Ecco, raccontato in questo modo Darkest Minds potrà incuriosire qualcuno, ma anche annoiare,
dipendendo probabilmente da quante volte abbiate già avuto a che fare con una
storia simile. Però in qualche modo la regista, Jennifer Yuh Nelson, ha impacchettato una storia già vista in maniera
originale e assolutamente efficace. Una regista qui al suo esordio live
action, dal momento che tra le sue (poche) esperienze dietro la macchina da
presa troviamo film animati come i due sequel di Kung Fu Panda, ma che è stata
capace di gestire sapientemente tanto le scene d’azione quanto quelle più
intime, e con una varietà in grado di tenere alta l’attenzione in ogni momento.
Amandla Stenberg è
un’attrice giovane ma già con esperienza nel genere – avete pianto per Rue in Hunger Games?, è sempre lei! – e la sua
chimica con Harris Dickinson,
co-protagonista maschile, è decisamente percepibile.

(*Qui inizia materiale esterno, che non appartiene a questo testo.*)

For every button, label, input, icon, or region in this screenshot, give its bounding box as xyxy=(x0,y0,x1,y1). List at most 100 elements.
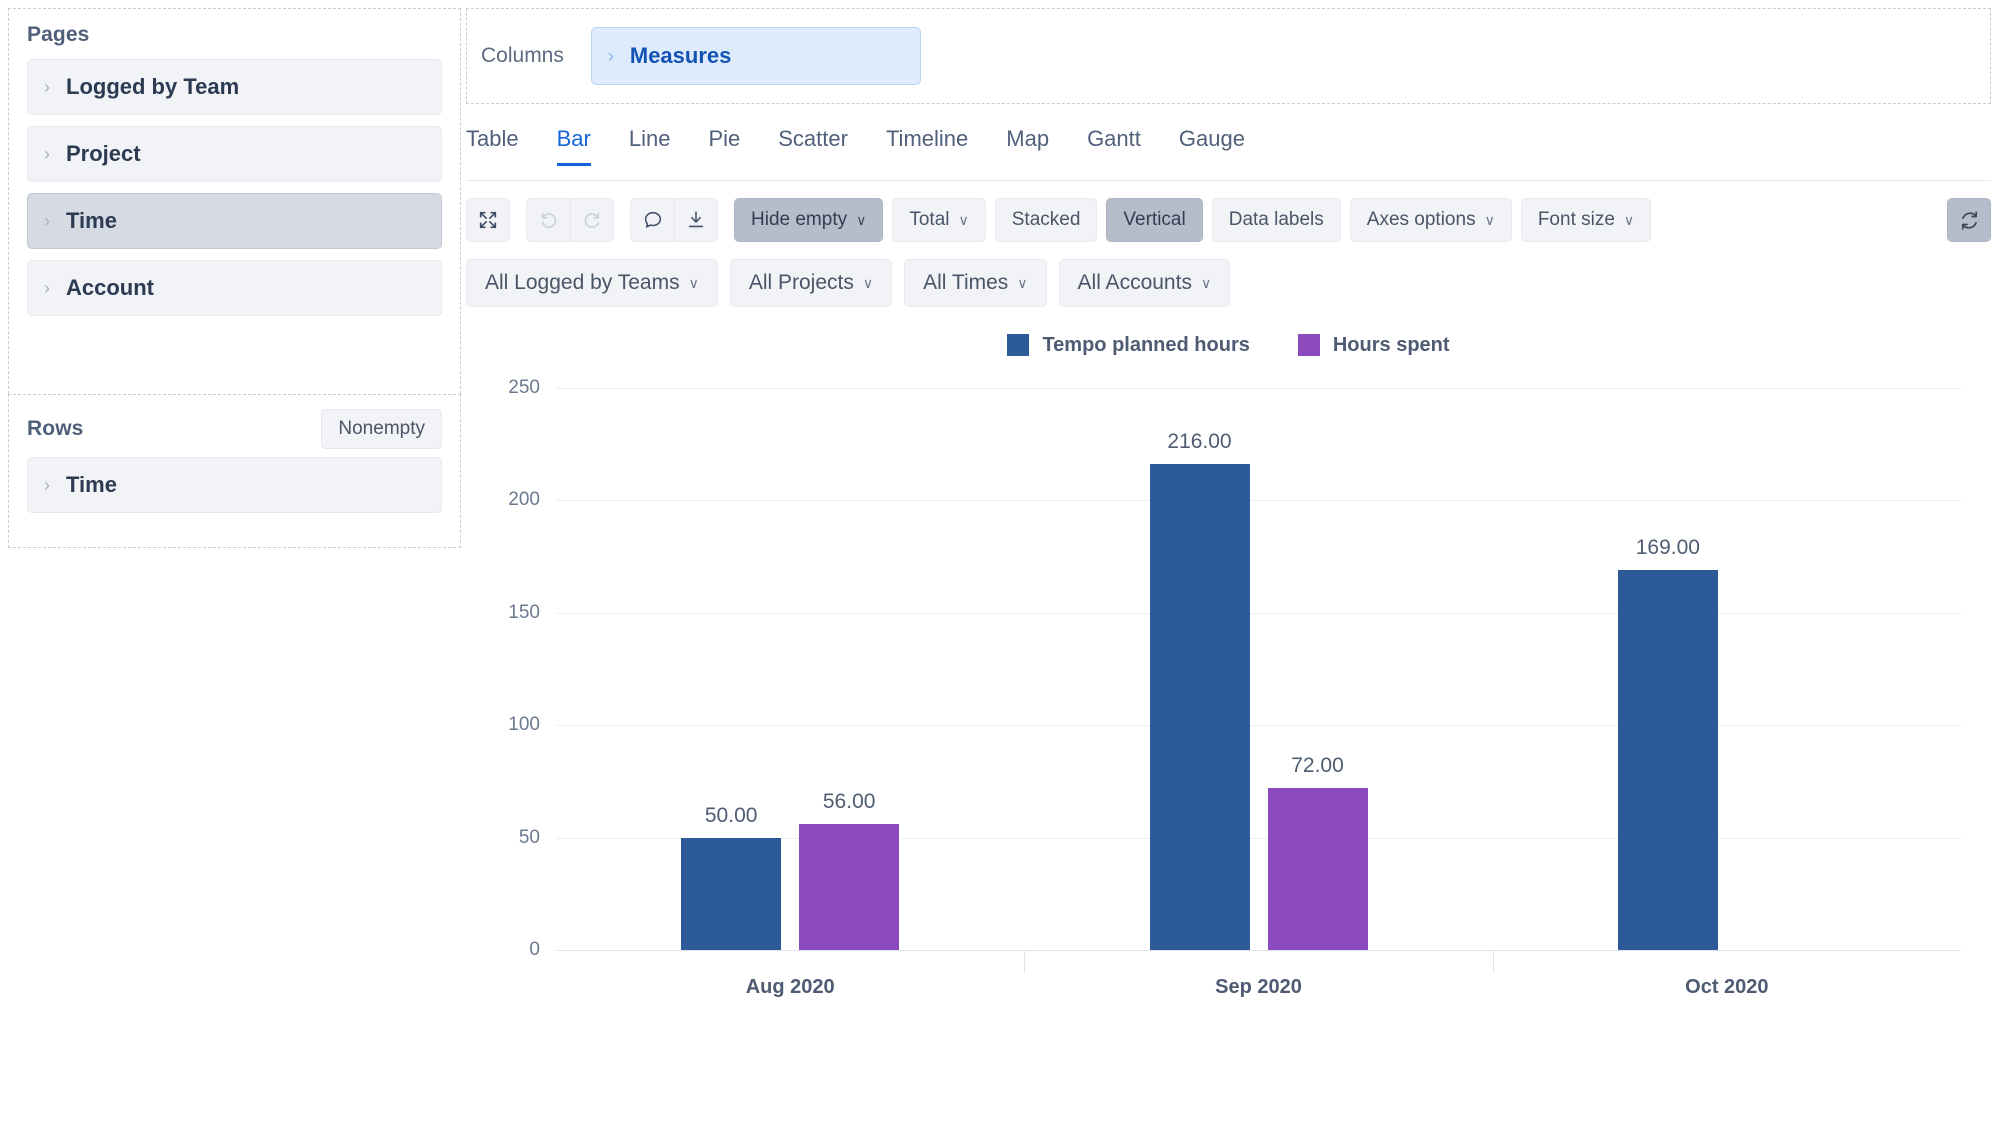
tab-bar[interactable]: Bar xyxy=(556,126,591,166)
font-size-label: Font size xyxy=(1537,209,1615,230)
bar-value-label: 56.00 xyxy=(822,790,876,814)
filter-logged-by-teams[interactable]: All Logged by Teams ∨ xyxy=(466,259,718,307)
rows-shelf: Rows Nonempty › Time xyxy=(8,394,461,548)
bar-value-label: 72.00 xyxy=(1291,754,1344,778)
pages-field-logged-by-team[interactable]: › Logged by Team xyxy=(27,59,442,115)
pages-field-label: Project xyxy=(66,141,141,166)
tab-map[interactable]: Map xyxy=(1006,126,1049,166)
axes-options-label: Axes options xyxy=(1366,209,1476,230)
columns-field-measures[interactable]: › Measures xyxy=(590,27,921,85)
filter-label: All Accounts xyxy=(1077,271,1192,294)
legend-label: Hours spent xyxy=(1332,333,1450,356)
tab-pie[interactable]: Pie xyxy=(708,126,740,166)
chevron-down-icon: ∨ xyxy=(1484,212,1495,228)
view-type-tabs: Table Bar Line Pie Scatter Timeline Map … xyxy=(466,126,1991,181)
comment-bubble-icon xyxy=(642,209,664,231)
refresh-button[interactable] xyxy=(1947,198,1991,242)
bar-chart: Tempo planned hours Hours spent 0 50 100 15… xyxy=(466,320,1991,1020)
undo-redo-group xyxy=(526,198,614,242)
undo-button[interactable] xyxy=(526,198,570,242)
columns-shelf-title: Columns xyxy=(481,44,564,67)
nonempty-button[interactable]: Nonempty xyxy=(321,409,442,449)
vertical-button[interactable]: Vertical xyxy=(1106,198,1203,242)
filter-times[interactable]: All Times ∨ xyxy=(904,259,1047,307)
chevron-down-icon: ∨ xyxy=(1623,212,1635,228)
filter-label: All Logged by Teams xyxy=(485,271,680,294)
y-axis-tick-label: 250 xyxy=(508,377,540,398)
legend-item-tempo-planned-hours[interactable]: Tempo planned hours xyxy=(1007,333,1250,357)
download-icon xyxy=(685,209,707,231)
chevron-right-icon: › xyxy=(607,46,614,66)
pages-shelf-title: Pages xyxy=(27,23,90,46)
tab-timeline[interactable]: Timeline xyxy=(886,126,968,166)
bar-value-label: 216.00 xyxy=(1167,430,1232,454)
legend-item-hours-spent[interactable]: Hours spent xyxy=(1297,333,1450,357)
pages-field-account[interactable]: › Account xyxy=(27,260,442,316)
bar[interactable] xyxy=(799,824,900,950)
pages-field-label: Account xyxy=(66,275,154,300)
download-button[interactable] xyxy=(674,198,718,242)
filter-accounts[interactable]: All Accounts ∨ xyxy=(1058,259,1231,307)
y-axis-tick-label: 200 xyxy=(508,489,540,511)
bar[interactable] xyxy=(1149,464,1250,950)
filter-label: All Times xyxy=(923,271,1009,294)
x-axis-category-label: Sep 2020 xyxy=(1215,976,1302,998)
bar-value-label: 169.00 xyxy=(1635,536,1700,560)
font-size-button[interactable]: Font size ∨ xyxy=(1520,198,1652,242)
total-button[interactable]: Total ∨ xyxy=(892,198,986,242)
fullscreen-button[interactable] xyxy=(466,198,510,242)
stacked-button[interactable]: Stacked xyxy=(994,198,1098,242)
columns-shelf: Columns › Measures xyxy=(466,8,1991,104)
x-axis-separator xyxy=(1492,951,1494,973)
tab-scatter[interactable]: Scatter xyxy=(778,126,848,166)
columns-field-label: Measures xyxy=(629,43,732,68)
x-axis-line xyxy=(556,950,1961,951)
pages-field-project[interactable]: › Project xyxy=(27,126,442,182)
chevron-right-icon: › xyxy=(44,144,50,164)
hide-empty-button[interactable]: Hide empty ∨ xyxy=(734,198,884,242)
tab-gauge[interactable]: Gauge xyxy=(1179,126,1245,166)
pages-shelf: Pages › Logged by Team › Project › Time … xyxy=(8,8,461,394)
gridline xyxy=(556,612,1961,614)
comment-button[interactable] xyxy=(630,198,674,242)
data-labels-button[interactable]: Data labels xyxy=(1211,198,1341,242)
axes-options-button[interactable]: Axes options ∨ xyxy=(1349,198,1512,242)
chevron-down-icon: ∨ xyxy=(958,212,969,228)
comment-download-group xyxy=(630,198,718,242)
chevron-down-icon: ∨ xyxy=(1200,275,1212,291)
bar[interactable] xyxy=(681,837,782,950)
tab-gantt[interactable]: Gantt xyxy=(1087,126,1141,166)
rows-shelf-title: Rows xyxy=(27,417,84,440)
legend-label: Tempo planned hours xyxy=(1042,333,1250,356)
tab-line[interactable]: Line xyxy=(629,126,671,166)
bar[interactable] xyxy=(1267,788,1368,950)
total-label: Total xyxy=(909,209,950,230)
bar[interactable] xyxy=(1617,570,1718,950)
chevron-right-icon: › xyxy=(44,77,50,97)
tab-table[interactable]: Table xyxy=(466,126,519,166)
filter-projects[interactable]: All Projects ∨ xyxy=(729,259,893,307)
chevron-right-icon: › xyxy=(44,475,50,495)
chevron-down-icon: ∨ xyxy=(862,275,874,291)
x-axis-category-label: Aug 2020 xyxy=(745,976,835,998)
redo-icon xyxy=(581,209,603,231)
rows-field-time[interactable]: › Time xyxy=(27,457,442,513)
rows-shelf-header: Rows Nonempty xyxy=(27,409,442,449)
rows-field-label: Time xyxy=(66,472,117,497)
y-axis-tick-label: 50 xyxy=(518,826,540,848)
undo-icon xyxy=(538,209,560,231)
chevron-down-icon: ∨ xyxy=(688,275,699,291)
redo-button[interactable] xyxy=(570,198,614,242)
pages-field-label: Time xyxy=(66,208,117,233)
expand-arrows-icon xyxy=(477,209,499,231)
chevron-down-icon: ∨ xyxy=(1017,275,1028,291)
filter-label: All Projects xyxy=(748,271,854,294)
shelves-panel: Pages › Logged by Team › Project › Time … xyxy=(8,8,461,548)
x-axis-category-label: Oct 2020 xyxy=(1685,976,1769,998)
chevron-right-icon: › xyxy=(44,278,50,298)
gridline xyxy=(556,725,1961,727)
pages-field-time[interactable]: › Time xyxy=(27,193,442,249)
chart-legend: Tempo planned hours Hours spent xyxy=(466,320,1991,370)
refresh-icon xyxy=(1958,209,1981,232)
legend-swatch xyxy=(1007,334,1030,356)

E non manca qualche nome
di richiamo tra gli adulti, a giocarsi i ruoli secondari: Bradley Whitford,
Mandy Moore, Gwendolin Christie su tutti.
Quello che davvero spicca e rimane, di Darkest Minds, è però il tono. E il messaggio. Perché, se dal
trailer mi sembrava un banale film dai toni scuri, un po’ edgy secondo le mode dei primi anni Duemila, in realtà mette in scena una distopia davvero
inquietante, anche se scarsa di dettagli, una realtà cupa e quasi horror. Per quanto riguarda il messaggio,
invece, è abbastanza palese sin dalla
sinossi come nell’utilizzo dei colori per categorizzare i ragazzi e alla
distinzione tra “noi” e “loro” ci sia una metafora evidente, e non penso di
dover approfondire in questa sede. Penso però che, in particolare in questo
momento storico, storie come questa siano particolarmente importanti.
E poi, hey, a un certo punto Ruby e Liam parlano di Harry
Potter, e se anche voi come me siete fan della saga non potranno non venirvi gli
occhi a cuoricino. Io vi ho avvertiti.